VIII. Retrato al perfil de algunos gascones
IX. El señor de Loignac
X. El hombre de las corazas
XI. Más cerca de la Liga
XII. La real cámara de su majestad Enrique III en el palacio del Louvre
XIII. El dormitorio
XIV. La sombra de Chicot
XV. Las dificultades con que tropieza un rey para hallar buenos embajadores
XVI. Cómo y por qué causa había muerto Chicot
XVII. La serenata
XVIII. El bolsillo de Chicot
XIX. El priorato de los benedictinos
XX. Los dos amigos
XXI. Los invitados
XXII. El hermano Borromeo
XXIII. La lección
XXIV. La penitente
XXV. La emboscada
XXVI. Los Guisa
XXVII. En el palacio del Louvre
XXVIII. La revelación
XXIX. Los dos amigos
XXX. Sainte-Maline
XXXI. La alocución del señor de Loignac a Los Cuarenta y Cinco
XXXII. Los vecinos de París
XXXIII. Reaparece el hermano Borromeo
XXXIV. Chicot, ladino
XXXV. Los cuatro vientos
XXXVI. Chicot continúa su viaje
XXXVII. Tercer día de viaje
XXXVIII. Ernanton de Carmaignes
XXXIX. El patio de las caballerizas
XL. Los siete pecados de Magdalena
XLI. Belesbat
XLII. La carta del señor de Mayena
XLIII. La bendición de don Modesto Gorenflot
XLIV. Continuación del viaje de Chicot
XLV. El rey de Navarra adivina que «Turentius» quiere decir «Turena» y «Margota» «Margot»
XLVI. La alameda de los tres mil pasos
XLVII. El gabinete de Margarita
XLVIII. Composición
XLIX. El embajador de España
L. Lo que hablaron el rey de Navarra y Chicot
LI. La verdadera querida del rey de Navarra
LII. Popularidad de Chicot
LIII. El montero mayor del rey de Navarra
LIV. Cómo se cazaban los lobos en Navarra
LV. Cómo se portó el rey de Navarra la primera vez que se halló en un combate
LVI. Lo que pasaba en el Louvre
LVII. La pluma encarnada y la pluma blanca
LVIII. Se abre la puerta
LIX. Cómo amaba una gran señora en el año de gracia de 1586
LX. Continuación del anterior
LXI. Lo que sucedía en la casa misteriosa
LXII. El laboratorio
LXIII. Qué hacía en Flandes el duque de Anjou
LXIV. Preparativos de batalla
LXV. Monseñor
LXVI. Franceses y flamencos
LXVII. Los viajeros
LXVIII. Explicación
LXIX. La inundación
LXX. La fuga
LXXI. Transfiguración
LXXII. Los dos hermanos
LXXIII. La expedición
LXXIV. La seducción
LXXV. El viaje
LXXVI. Chicot se convida a sí mismo
LXXVII. Donde se sigue hablando del fraile y de otros que quisieran serlo
LXXVIII. Los dos compadres
LXXIX. «El cuerno de la abundancia»
LXXX. Lo que pasó en el reducto de maese Bonhomet
LXXXI. El marido y el amante
LXXXII. Chicot comienza a ver claro en la carta del duque de Guisa
LXXXIII. El cardenal de Joyeuse
LXXXIV. Donde se da la noticia de Aurilly
LXXXV. Duda
LXXXVI. Certeza
LXXXVII. Fatalidad
LXXXVIII. Las hospitalarias
LXXXIX. Monseñor el duque de Guisa

I. La puerta de San Antonio

Etiamsi omnes.

A las diez de la mañana del 26 de octubre de 1585 no se habían abierto aún las barreras de la puerta de San Antonio.

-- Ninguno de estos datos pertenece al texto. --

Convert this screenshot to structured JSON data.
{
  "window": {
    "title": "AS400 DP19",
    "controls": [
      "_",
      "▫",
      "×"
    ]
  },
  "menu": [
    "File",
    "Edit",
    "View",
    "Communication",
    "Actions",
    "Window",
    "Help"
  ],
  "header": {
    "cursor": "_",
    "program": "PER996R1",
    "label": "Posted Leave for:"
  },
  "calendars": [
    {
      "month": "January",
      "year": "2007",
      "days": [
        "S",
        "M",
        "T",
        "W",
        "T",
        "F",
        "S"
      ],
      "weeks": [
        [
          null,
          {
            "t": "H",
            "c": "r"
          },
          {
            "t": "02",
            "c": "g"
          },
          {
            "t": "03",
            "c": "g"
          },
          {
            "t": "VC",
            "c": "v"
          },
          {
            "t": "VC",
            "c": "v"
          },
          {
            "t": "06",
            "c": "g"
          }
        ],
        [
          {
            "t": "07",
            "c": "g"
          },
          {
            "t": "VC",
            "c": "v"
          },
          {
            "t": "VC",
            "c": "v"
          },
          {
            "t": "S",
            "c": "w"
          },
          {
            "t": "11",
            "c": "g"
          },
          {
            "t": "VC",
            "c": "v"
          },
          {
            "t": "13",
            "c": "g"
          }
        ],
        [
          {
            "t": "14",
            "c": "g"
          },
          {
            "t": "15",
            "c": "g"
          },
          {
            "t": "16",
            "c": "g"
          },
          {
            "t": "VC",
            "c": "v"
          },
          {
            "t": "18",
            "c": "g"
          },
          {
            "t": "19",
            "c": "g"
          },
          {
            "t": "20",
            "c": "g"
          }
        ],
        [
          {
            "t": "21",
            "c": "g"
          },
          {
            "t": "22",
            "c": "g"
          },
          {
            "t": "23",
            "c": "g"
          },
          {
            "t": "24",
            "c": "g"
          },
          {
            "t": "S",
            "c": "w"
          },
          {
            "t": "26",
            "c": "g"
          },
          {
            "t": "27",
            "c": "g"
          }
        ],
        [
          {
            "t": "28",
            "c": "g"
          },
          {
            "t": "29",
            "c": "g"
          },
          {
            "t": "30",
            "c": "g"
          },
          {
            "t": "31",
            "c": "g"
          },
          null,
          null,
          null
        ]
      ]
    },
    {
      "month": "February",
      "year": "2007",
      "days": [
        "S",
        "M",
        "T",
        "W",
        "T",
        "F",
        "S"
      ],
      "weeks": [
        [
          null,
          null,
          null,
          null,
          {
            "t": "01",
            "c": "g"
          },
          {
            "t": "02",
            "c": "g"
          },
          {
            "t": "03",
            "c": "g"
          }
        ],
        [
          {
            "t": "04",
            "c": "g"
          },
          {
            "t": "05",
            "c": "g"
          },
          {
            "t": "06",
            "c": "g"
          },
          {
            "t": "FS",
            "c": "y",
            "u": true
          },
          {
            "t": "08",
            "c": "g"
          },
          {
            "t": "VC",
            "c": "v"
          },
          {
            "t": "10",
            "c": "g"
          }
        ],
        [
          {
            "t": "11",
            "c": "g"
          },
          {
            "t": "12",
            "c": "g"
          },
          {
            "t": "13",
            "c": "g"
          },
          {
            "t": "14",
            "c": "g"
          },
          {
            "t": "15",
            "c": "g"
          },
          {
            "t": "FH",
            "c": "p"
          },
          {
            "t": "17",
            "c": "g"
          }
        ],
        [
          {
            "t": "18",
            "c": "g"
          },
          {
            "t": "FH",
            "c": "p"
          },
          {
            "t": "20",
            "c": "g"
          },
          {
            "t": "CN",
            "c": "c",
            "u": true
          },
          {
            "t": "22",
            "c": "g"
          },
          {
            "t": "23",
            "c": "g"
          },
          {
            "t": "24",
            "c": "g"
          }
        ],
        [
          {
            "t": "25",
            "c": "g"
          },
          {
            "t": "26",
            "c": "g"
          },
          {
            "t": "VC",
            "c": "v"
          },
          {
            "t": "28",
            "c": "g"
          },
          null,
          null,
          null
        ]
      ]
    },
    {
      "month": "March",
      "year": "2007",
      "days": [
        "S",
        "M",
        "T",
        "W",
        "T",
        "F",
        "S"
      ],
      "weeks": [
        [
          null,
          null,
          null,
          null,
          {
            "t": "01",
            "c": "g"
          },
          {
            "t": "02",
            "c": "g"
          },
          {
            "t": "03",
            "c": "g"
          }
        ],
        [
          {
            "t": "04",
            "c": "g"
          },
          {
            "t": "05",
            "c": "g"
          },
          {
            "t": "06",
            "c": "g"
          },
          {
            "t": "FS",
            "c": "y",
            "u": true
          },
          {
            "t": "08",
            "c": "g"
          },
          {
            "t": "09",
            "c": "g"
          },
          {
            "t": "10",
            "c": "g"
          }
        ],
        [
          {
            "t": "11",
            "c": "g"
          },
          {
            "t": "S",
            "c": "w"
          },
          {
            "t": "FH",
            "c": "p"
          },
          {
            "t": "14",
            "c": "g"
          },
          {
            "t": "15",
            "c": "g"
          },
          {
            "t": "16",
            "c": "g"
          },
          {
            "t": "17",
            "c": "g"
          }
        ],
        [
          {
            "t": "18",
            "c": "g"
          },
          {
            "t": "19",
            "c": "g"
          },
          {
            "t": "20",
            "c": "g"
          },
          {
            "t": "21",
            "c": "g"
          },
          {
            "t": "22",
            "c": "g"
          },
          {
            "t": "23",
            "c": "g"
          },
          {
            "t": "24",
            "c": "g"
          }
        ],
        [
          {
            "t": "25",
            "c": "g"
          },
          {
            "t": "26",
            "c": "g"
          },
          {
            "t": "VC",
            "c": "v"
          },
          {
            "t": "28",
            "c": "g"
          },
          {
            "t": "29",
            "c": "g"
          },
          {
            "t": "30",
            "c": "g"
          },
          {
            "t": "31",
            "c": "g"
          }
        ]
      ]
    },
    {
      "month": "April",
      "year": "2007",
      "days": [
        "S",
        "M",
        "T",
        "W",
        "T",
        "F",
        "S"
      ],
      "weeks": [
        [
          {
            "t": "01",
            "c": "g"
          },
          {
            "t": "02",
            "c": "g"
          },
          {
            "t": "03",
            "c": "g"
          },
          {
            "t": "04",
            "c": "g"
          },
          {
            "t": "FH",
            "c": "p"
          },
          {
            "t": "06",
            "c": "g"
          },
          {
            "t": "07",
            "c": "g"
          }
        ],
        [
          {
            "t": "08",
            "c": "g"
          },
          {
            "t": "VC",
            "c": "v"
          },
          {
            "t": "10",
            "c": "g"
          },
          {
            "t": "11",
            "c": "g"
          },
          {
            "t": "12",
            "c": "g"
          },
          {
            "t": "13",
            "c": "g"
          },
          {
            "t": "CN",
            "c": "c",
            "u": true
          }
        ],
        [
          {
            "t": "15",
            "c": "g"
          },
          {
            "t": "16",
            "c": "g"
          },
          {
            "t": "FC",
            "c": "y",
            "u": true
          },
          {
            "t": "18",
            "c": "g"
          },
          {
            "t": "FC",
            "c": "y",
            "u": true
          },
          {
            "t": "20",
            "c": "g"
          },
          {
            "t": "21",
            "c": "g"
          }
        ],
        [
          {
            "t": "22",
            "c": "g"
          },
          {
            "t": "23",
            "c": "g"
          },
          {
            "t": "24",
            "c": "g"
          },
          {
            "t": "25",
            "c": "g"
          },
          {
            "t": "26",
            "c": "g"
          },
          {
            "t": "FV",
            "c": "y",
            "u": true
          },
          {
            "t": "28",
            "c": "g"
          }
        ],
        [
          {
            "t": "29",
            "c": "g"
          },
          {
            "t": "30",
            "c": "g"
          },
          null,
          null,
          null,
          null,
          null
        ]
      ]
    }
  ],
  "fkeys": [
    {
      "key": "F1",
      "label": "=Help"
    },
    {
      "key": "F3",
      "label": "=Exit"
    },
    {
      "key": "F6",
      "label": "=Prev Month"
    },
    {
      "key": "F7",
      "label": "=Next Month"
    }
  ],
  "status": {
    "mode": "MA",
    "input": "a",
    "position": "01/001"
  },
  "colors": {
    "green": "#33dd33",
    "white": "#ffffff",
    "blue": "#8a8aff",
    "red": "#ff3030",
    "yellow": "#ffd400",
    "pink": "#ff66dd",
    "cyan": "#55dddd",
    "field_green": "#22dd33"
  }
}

A las diez y tres cuartos, un piquete de unos veinte suizos, cuyo uniforme daba a entender que pertenecían a los pequeños cantones, es decir, a los más fieles partidarios de Enrique III, desembocó por la calle de la Mortellerie hacia la puerta de San Antonio, la cual se abrió, volviendo a cerrarse luego de haberles dado paso. En la parte exterior de dicha puerta los suizos se alinearon a orillas del soto que por aquel lado cercaba las dos líneas del camino.

Su aparición hizo entrar en la ciudad antes de las doce a gran número de paisanos que a ella se encaminaban desde Montreuil, Vincennes y Saint-Maur, operación que antes no habían podido llevar a efecto por hallarse cerrada la puerta.

En vista de la referida aparición del piquete, pudo pensarse que el señor preboste intentaba prevenir el desorden que era fácil tuviese lugar en la puerta de San Antonio con la afluencia de tanta gente.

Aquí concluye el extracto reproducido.